Com a disputa de 2º turno para a Prefeitura do Recife entre PSB e PT, quase 40% do eleitorado que votou em Mendonça (DEM) e Delegada Patrícia (PODE) no 1º turno se viu órfão. Esse cenário suscita o questionamento: para onde vão esses 313 mil votos até o dia 29 de novembro?

São dois os caminhos: o da ausência deliberada ou o do voto estratégico. O primeiro já foi publicamente assumido tanto por Patrícia quanto por Mendonça quando anunciaram, respectivamente, que votarão em branco e se abster. Em função das circunstâncias, qualquer posicionamento diferente representaria um custo político elevado para ambos, o que torna essas escolhas um tanto previsíveis. Cada um a seu modo decidiu abrir mão de interferir diretamente no resultado e rejeitar de modo amplo as opções disponíveis.

A estratégia de igualar a rejeição às opções no 2º turno busca equiparar os sentimentos anti-PT e anti-PSB, com dois desdobramentos a depender do seu grau de influência no comportamento de eleitores do DEM e do Podemos: (i) o aumento do percentual de abstenção, de votos brancos e nulos, o que denotaria, em alguma medida, uma vitória política de Mendonça e Patrícia; e, por conseguinte, (ii) o favorecimento da candidatura vencedora no 1º turno, uma vez que a ausência deliberada tem como potencial consequência não intencional contribuir com a vitória de João Campos.

A outra possibilidade de migração pressupõe a ideia de voto estratégico, com objetivo não de colaborar para a eleição do candidato do PSB ou da candidata do PT, mas, ao contrário, com o intuito de criar obstáculo ao sucesso eleitoral da opção considerada a pior comparativamente. O eleitor participaria motivado pela ideia de redução de danos, a partir da premissa de que é possível escalonar a rejeição e, assim, optar pela alternativa menos desconfortável para ele. Residiria aí a “utilidade” ao voto, ou a ideia de “voto útil”, dado não a favor, mas contra alguém.

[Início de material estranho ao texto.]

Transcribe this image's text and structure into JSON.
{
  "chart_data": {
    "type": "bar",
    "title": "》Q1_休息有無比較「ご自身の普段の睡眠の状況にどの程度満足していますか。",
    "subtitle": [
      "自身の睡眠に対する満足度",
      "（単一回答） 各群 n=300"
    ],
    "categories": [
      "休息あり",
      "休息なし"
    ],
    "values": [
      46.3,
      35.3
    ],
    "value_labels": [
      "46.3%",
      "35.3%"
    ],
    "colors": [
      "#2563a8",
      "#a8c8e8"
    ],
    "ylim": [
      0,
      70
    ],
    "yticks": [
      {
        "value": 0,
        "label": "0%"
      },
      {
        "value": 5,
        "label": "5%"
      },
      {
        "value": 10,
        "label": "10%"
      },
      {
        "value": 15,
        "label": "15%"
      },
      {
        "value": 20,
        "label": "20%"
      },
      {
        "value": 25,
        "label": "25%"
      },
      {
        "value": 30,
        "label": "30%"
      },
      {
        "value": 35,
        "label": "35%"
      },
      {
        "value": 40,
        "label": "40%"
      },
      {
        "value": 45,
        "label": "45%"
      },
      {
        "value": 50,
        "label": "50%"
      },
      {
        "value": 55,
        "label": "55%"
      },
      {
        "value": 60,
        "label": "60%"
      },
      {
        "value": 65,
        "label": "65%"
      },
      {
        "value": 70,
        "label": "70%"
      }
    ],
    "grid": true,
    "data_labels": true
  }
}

A chave-explicativa para o resultado desse 2º turno no Recife reside, portanto, no sentimento de rejeição compartilhado por 40% do eleitorado às alternativas disponíveis. Vencerá a eleição a candidatura menos rejeitada, seja por ausência deliberada ou pelo voto estratégico. Nessa e em qualquer outra disputa eleitoral, não somente todo voto é útil, mas até mesmo o ato de não votar tem sempre alguma utilidade para alguém.

Juliano Domingues, doutor em Ciência Política, é professor da Universidade Católica de Pernambuco.

Texto publico no Jornal do Commercio no dia 22 de novembro de 2020.